Mustafa Kemal, Ordu Başkomutanlığı görevini aldıktan sonra derhal ordunun asker sayısını artırmak ve taşıt bakımından eksikliklerini gidermek, yiyecek ve giyeceğini tamamlamak için gerekli tedbirleri aldı. “Tekâlifi Milliye Emirlerini” yani “Millî Vergi Emirleri”ni yayımladı. Bütün çabası, ordunun gücünü arttırmak idi. 12 Ağustosta Genel Kurmay Başkanı Fevzi Paşa (Çakmak) ile birlikte Ankara’dan ayrılarak Polatlı’daki Cephe Karargahı’na gitti. Cephede teftiş yaparken attan düşünce kaburga kemiği kırıldı. Doktorların kesin istirahat tavsiye etmesine rağmen o savaşı cephede yaralı ve sarılı bir şekilde idare etti (bk.Resim:32)

Resim: 32- Sakarya Savaşı’nda Başkomutan Mustafa Kemal Paşa harekâtı idare ederken (10 Eylül 1921)

Öte yandan hazırlıklarını tamamlayan Yunan Ordusu 23 Ağustosta Sakarya Irmağı’nın gerisinde bulunan Türk mevzilerine saldırıya geçti. Taraflar arasında çok şiddetli çarpışmalar oluyordu. Düşman yüz kilometrelik bir cephe üzerinde, üstün kuvvetlerle saldırıyordu. Ordumuzun sol kanadı Ankara’nın elli kilometre güneyine kadar çekildi. Düşmanın bu kanatta baskısı çok fazla idi. Bu yüzden ordumuzun cephesi batıya iken güneye döndü. Ankara, ordunun arkasında iken bu defa sol yanına düştü. Bazı yerlerde savunma hattı yarıldı, birlikler arasında bağlantı koptu. Bu durum karşısında Mustafa Kemal yepyeni bir taktik uyguladı. “Hattı müdafaa yoktur, (Hattı savunma yoktur), sathı müdafaa vardır (savunma alanı vardır). O satıh, bütün vatandır (o alan bütün vatandır). Vatanın her karış toprağı, vatandaşın kanıyla ıslanmadıkça terk olunamaz” emrini verdi.
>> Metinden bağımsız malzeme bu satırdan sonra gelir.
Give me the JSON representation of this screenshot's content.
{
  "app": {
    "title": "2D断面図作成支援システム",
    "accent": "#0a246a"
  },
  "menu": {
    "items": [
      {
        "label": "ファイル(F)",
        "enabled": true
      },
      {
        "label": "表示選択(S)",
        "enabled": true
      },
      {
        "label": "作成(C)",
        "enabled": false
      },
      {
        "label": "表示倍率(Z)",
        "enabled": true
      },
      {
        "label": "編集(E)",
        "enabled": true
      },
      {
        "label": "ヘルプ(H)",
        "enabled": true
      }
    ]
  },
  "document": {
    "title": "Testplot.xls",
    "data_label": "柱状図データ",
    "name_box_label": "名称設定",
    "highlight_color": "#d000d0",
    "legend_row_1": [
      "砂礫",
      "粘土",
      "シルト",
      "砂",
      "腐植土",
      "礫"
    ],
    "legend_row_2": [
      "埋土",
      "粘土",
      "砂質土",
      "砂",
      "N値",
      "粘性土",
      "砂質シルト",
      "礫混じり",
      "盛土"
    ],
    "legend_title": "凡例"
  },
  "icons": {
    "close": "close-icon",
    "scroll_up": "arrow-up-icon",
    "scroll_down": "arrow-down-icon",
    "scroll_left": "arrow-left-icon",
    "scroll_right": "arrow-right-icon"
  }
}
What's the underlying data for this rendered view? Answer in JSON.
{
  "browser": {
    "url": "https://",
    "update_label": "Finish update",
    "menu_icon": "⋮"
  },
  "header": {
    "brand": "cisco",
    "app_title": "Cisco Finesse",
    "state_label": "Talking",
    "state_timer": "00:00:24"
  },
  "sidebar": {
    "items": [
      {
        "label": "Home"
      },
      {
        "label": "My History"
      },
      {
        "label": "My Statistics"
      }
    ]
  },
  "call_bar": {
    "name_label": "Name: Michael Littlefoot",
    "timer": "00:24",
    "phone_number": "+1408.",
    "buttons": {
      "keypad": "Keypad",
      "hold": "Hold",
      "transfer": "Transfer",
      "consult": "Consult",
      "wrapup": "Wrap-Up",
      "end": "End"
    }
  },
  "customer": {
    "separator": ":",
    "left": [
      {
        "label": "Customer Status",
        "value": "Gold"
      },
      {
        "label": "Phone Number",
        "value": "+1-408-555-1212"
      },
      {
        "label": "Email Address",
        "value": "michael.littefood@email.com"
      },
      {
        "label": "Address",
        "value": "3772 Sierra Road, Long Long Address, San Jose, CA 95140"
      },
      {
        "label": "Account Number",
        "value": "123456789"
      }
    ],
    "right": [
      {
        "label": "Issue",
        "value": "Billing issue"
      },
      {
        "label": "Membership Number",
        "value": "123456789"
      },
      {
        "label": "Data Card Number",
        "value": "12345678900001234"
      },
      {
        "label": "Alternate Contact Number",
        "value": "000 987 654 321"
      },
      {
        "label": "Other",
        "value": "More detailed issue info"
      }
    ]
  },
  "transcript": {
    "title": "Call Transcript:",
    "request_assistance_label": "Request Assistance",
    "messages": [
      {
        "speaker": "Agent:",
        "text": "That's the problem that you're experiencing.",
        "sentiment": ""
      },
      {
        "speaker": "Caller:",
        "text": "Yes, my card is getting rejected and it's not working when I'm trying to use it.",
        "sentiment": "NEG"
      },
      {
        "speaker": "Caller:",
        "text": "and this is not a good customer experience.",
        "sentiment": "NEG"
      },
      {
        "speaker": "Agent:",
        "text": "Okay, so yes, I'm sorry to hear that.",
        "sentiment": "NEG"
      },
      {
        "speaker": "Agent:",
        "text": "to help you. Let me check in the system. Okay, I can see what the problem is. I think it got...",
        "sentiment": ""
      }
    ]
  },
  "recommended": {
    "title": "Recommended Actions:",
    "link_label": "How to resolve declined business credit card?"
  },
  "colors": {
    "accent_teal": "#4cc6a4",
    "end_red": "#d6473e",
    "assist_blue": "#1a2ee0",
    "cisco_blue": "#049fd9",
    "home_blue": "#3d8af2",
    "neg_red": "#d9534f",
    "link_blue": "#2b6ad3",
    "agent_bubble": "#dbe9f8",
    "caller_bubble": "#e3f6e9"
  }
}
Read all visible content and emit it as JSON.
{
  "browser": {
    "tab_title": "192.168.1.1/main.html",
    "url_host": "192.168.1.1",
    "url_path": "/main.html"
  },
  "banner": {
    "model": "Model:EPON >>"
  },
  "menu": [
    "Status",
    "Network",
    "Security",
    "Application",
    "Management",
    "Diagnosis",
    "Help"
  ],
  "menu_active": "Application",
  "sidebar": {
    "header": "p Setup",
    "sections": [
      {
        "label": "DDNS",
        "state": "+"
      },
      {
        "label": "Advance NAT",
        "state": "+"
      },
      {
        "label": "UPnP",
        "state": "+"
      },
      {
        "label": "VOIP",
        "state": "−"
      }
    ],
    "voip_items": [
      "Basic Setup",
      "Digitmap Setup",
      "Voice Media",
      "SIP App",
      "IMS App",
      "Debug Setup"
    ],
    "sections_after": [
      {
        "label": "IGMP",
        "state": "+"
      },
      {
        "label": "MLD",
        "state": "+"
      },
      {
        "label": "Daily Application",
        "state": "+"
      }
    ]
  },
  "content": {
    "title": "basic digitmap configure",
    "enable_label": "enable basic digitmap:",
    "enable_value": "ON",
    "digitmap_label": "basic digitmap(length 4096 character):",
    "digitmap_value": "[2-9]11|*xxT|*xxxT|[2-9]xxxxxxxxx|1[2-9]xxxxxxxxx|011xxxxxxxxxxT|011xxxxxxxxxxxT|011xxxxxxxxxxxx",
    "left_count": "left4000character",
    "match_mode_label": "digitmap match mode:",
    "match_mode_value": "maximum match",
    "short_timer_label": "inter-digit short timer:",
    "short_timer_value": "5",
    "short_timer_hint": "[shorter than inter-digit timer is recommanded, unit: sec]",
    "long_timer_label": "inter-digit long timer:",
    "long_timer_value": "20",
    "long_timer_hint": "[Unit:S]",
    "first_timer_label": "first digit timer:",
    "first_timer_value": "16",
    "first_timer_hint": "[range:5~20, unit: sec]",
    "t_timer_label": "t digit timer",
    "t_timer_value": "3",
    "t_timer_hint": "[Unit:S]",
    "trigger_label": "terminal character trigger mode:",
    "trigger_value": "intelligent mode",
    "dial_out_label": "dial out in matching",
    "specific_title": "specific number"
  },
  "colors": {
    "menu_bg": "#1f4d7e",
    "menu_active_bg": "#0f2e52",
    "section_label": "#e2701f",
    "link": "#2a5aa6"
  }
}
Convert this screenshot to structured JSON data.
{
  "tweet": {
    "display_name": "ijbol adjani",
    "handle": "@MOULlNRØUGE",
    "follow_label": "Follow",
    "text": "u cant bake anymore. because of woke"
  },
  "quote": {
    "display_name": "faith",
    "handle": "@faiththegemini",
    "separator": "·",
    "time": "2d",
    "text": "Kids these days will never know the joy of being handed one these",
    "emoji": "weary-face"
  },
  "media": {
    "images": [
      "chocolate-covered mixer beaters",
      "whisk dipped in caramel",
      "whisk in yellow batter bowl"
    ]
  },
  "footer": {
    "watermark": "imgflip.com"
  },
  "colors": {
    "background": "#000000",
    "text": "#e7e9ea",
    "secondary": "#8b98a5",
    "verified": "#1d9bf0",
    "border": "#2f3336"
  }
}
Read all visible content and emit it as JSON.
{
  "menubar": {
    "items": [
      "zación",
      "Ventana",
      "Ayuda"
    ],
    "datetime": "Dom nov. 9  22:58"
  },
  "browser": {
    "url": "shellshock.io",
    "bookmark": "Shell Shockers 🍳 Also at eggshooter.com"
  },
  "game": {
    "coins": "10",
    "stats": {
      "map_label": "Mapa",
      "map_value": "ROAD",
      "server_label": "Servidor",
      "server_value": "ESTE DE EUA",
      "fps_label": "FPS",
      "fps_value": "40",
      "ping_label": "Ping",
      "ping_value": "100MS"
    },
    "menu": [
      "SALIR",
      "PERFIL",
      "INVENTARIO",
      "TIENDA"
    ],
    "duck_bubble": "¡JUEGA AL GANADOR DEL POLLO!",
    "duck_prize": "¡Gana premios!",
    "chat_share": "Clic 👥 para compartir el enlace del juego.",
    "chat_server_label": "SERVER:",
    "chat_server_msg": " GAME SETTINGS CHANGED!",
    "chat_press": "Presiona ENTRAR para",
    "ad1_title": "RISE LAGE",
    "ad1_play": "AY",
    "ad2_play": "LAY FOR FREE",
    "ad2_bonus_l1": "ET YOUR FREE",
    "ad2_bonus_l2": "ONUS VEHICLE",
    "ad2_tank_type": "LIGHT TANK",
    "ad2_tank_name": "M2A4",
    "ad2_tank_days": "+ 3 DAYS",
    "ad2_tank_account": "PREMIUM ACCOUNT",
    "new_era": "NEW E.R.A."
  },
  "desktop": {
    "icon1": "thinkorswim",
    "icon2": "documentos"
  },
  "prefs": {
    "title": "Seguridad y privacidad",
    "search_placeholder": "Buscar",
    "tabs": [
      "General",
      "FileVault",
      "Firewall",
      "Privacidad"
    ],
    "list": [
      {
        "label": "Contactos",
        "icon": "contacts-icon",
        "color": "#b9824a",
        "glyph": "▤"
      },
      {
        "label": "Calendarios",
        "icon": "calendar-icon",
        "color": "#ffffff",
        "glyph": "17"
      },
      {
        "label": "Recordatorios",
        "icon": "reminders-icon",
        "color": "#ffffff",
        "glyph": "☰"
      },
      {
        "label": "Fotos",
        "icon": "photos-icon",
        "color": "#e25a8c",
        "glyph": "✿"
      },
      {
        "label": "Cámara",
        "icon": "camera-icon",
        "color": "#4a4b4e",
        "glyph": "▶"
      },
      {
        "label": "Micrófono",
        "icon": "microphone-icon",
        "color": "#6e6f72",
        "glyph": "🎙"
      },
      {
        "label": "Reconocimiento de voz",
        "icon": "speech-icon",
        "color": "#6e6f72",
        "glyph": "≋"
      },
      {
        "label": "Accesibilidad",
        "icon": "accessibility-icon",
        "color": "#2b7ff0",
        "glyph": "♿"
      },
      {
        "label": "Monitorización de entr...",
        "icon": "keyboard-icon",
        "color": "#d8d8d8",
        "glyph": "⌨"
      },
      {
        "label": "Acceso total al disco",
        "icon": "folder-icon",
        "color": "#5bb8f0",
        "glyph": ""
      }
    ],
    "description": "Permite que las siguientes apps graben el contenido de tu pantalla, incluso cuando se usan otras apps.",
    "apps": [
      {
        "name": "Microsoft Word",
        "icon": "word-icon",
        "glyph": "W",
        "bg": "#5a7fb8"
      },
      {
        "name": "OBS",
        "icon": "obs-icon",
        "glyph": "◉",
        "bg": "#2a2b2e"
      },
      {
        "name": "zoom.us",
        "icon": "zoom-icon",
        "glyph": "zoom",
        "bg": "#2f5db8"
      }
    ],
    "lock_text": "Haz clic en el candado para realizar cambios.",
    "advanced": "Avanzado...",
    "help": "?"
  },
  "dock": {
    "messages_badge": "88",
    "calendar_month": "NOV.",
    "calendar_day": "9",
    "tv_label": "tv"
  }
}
Bu emri alan her birlik, her asker, vatan toprağını sonuna kadar savunmaya başladı. Bu şekilde devam eden kanlı çarpışmalar 22 gün 22 gece sürdü. Düşman büyük kayıplara uğratılarak saldırı gücünden yoksun bırakıldı.

Elde edilen bu üstünlük üzerine Mustafa Kemal karşı saldırıya geçilmesi emrini verdi. Önce düşmanın sol kanadına yöneltilen karşı saldırı çabucak gelişti. 11 Eylülde bu saldırı bütün cephe boyuna yayılır, Süvari birliklerinin de katıldığı bu saldırı ile düşman 12 Eylül günü bulunduğu yerlerden sökülüp atılır. Sakarya Irmağı birçok düşman askerine mezar olur. 13 Eylül 1921’de Sakarya’nın batısına atılan düşman takip edilerek Eskişehir’e doğru kovalandı.

Sakarya Zaferi yurtta büyük bir sevinç yarattı. Zafer, yurdun her köşesinde coşkulu bir bayram sevinci içinde kutlandı. Çünkü elde edilen sonuç çok önemli idi. Bu zaferle düşmanın saldırı gücü tükenmiş, Türk topraklarını ele geçirme istek ve umudu yok olmuştu. Kesin yenilgiye uğramamak için şimdi savunma durumuna geçmişti. Buna karşılık Türklerin, düşmanı yurtlarından atma gücü bir kat daha artmıştı.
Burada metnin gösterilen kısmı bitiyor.